Un étrange mollusque marin mis au jour aux Philippines

Un étrange mollusque marin mis au jour aux Philippines © Marvin ALTAMIA/AFP/Archives/ Marvin ALTAMIA Marvin ALTAMIA/AFP/Archives

Un mollusque étrange semblable à un énorme ver noir et gluant, qui survit dans la vase au fond de la mer grâce à des bactéries, a été étudié vivant par des scientifiques pour la première fois.

Le taret géant peut mesurer jusqu’à 155 centimètres de long et vit une existence sédentaire dans les sédiments de l’océan, ingérant uniquement selon les apparences les rejets produits par les micro-organismes qui vivent sur ses branchies.

« Nous sommes étonnés. C’est la première fois qu’on voit un taret aussi grand. Normalement, ils ne sont pas plus grands qu’une allumette et sont blancs », a déclaré à l’AFP la biologiste marine Julie Albano.
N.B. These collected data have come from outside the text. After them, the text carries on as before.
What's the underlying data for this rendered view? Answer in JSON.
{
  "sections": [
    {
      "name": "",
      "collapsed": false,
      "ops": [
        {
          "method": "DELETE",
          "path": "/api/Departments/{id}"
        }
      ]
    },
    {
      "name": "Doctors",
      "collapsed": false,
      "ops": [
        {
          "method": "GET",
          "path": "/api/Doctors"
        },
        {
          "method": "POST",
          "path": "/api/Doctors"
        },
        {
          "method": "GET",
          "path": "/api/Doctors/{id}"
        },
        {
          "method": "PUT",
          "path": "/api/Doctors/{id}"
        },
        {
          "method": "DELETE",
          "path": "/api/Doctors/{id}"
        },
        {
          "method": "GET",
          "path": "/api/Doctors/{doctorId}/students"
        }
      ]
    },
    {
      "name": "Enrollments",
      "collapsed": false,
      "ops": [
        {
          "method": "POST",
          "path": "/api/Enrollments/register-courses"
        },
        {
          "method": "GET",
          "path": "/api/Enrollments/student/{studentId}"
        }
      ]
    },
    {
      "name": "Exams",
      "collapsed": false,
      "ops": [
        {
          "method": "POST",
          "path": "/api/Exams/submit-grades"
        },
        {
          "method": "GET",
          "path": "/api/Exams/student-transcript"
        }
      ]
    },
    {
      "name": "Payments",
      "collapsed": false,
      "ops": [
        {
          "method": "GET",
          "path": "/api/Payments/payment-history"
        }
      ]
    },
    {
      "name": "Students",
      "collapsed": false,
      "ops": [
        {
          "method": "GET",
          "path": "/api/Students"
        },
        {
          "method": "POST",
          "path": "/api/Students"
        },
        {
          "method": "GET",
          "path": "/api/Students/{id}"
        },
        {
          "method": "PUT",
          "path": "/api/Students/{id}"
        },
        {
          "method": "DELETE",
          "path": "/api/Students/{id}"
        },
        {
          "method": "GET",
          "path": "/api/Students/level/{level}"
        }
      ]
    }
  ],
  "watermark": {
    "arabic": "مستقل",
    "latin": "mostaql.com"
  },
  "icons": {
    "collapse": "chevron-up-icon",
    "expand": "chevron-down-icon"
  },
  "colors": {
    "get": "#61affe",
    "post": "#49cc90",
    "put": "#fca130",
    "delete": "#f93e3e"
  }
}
Le mollusque bivalve, de son nom scientifique Kuphus Polythalamia, possède une coquille en forme de tube.

Une nouvelle créature marine © Laurence CHU, John SAEKI AFP

Une nouvelle créature marine © Laurence CHU, John SAEKI AFP

A la différence de ses cousins plus petits qui se nourrissent de bois en décomposition, il survit grâce aux bactéries qui vivent sur lui: celles-ci se servent des sulfures d’hydrogènes — gaz à l’odeur d’oeufs pourris — présents dans les sédiments pour créer du carbone organique qui alimente la créature.

Le Kuphus a un appareil digestif mais il semble s’être rétréci et être devenu largement superfétatoire.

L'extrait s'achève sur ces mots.